第257話

「久しぶり……って、そんな久しくもないか」


 そう言って笑いつつ煙の中から姿を現したのは、僕も印象に残っている黒と金のコントラストヘアーだった。


「プリンちゃんだったんだ、レジェンドって」

「だからプリンって呼ぶな。名前で呼べよ!」

「ごめん、紗枝さえ


 萌乃香ものかが「お、お知り合いなんですか?!」と驚く中、タロットカード好きの魅音みおん先輩と茶柱さばしら会長は分かっていたかのようにクスリと笑う。


「やはり、その少年が残ったのも運命なのですね」

「ああ。もちろん紺野こんの、お前が残ったのもな」

「ふふふ♪ そこは言わずもがな、ですよ」


 傍から聞いている僕には2人が何を言っているのかはわからなかったけれど、とりあえず会長がズルい手を使って自分を残らせた訳では無いらしい。

 つまり、ここで紗枝と対戦するのも運命。すごく面白そうな展開になってきた気がするよ。


「最初の対戦者を選……」

山吹やまぶき 紗枝さえ、そう焦るな。まずはこいつらにルールを説明してやる時間が必要だ」

「それもそうか。じゃあ、アタイが教えてやんよ」


 紗枝はそう言って舞台縁に腰を下ろすと、足をブラブラとさせながら決勝進出者3人を順番に指差す。

 そして「デッキと支援者カードを分けてくれ」と全員に支持した。


「これからの三試合、アタイは全員と違うゲームをする。その支援者カードを使ってな」

「その他のデッキはいらないってこと?」

「ああ、先生の言う通りだ。普通にデュエルしても、こっちが勝つのは決まってるからな」


 彼女が言うには、あのデュエルを一番最初に遊んだのも、一番多く遊んだのも自分なんだとか。


「あの日、正直先生に会ってびっくりした。今思えば、学校見学なんて嘘がよく出てくれたよな」

「え、もしかしてあの日来てたのって……」

「ああ、このゲームのテスター兼ラスボス役を頼まれたんだ。学園長直々にな」


 確かに学校見学にしては時期やタイミングがおかしいとは思った。ただ、あまりにも平然と言っていたから疑いもしなかったのだ。


「だから、今回は学園長が用意したゲームをプレイすることにする。アタイもルールを聞いたのはついさっきだ」


 紗枝がそう言いながら舞台袖を振り向くと、学園長の秘書さんがホワイトボードを持ってきてくれた。
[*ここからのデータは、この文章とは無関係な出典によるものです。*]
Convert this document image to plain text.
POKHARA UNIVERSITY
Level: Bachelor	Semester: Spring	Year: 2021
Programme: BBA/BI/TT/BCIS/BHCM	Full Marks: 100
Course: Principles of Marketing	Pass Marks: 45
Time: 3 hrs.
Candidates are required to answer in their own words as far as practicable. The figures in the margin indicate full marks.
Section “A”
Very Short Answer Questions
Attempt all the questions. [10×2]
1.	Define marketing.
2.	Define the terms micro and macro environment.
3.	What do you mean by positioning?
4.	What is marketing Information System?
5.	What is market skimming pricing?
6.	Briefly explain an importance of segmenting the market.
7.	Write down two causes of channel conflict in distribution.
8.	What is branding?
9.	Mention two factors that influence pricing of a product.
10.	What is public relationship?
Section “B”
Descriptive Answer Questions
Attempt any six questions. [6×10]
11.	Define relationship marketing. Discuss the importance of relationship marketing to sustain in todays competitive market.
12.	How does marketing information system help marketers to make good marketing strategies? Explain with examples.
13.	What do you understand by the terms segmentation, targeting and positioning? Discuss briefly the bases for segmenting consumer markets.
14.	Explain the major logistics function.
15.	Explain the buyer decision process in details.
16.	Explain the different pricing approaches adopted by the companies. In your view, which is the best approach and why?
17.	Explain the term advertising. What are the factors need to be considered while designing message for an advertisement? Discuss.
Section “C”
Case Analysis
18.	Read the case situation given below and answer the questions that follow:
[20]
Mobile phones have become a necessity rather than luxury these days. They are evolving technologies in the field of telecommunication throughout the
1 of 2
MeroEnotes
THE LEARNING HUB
 僕たちにもわかりやすいように、あそこに大事なことを書いてくれるのだろう。


「まずは1試合目、私はそこのタロットの姉ちゃんと戦う」

「先程、陣取りゲームをしている様子が視えました」

「……へえ、そのカードは飾りじゃないんだな」

「当たり前です。これは私のですから」


 その言葉を聞いて「面白いな」と嗤った彼女はスっと立ち上がると、後ろを振り返ってもホワイトボードに3つのゲーム名を書き始めた。


【エイリア魔女リティ】

【猟師と獲物】

【花より宝よりドラゴン】


「どれが陣取りゲームか、当てられるか? まあ、見ればわかるかもしれないけどな」

「タイトルしか分からないのですか」

「タロットで占えば中身も分かるんじゃないのか?」

「……そうですね。では、少し視てみます」


 魅音先輩はそう言ってタロットカードを広げると、目を閉じて何かをブツブツ言いながらカードをめくっていく。

 そして数十秒後にもう一度目を開けると、真っ直ぐにホワイトボードを指差しながら言った。


「一番上でお願いします」

「【エイリア魔女リティ】か。一応聞くけど、本当にこの陣取りゲームでいいのか?」

「……どういう意味ですか?」

「いや、気にしてないならいい」


 首を傾げる先輩に紗枝はゆっくりと首を振ると、「アタイからすれば好都合だからな」と言ってニヤリと笑った。

 僕がその表情の意味に気がつくのは、ゲームが始まって少ししてからになる。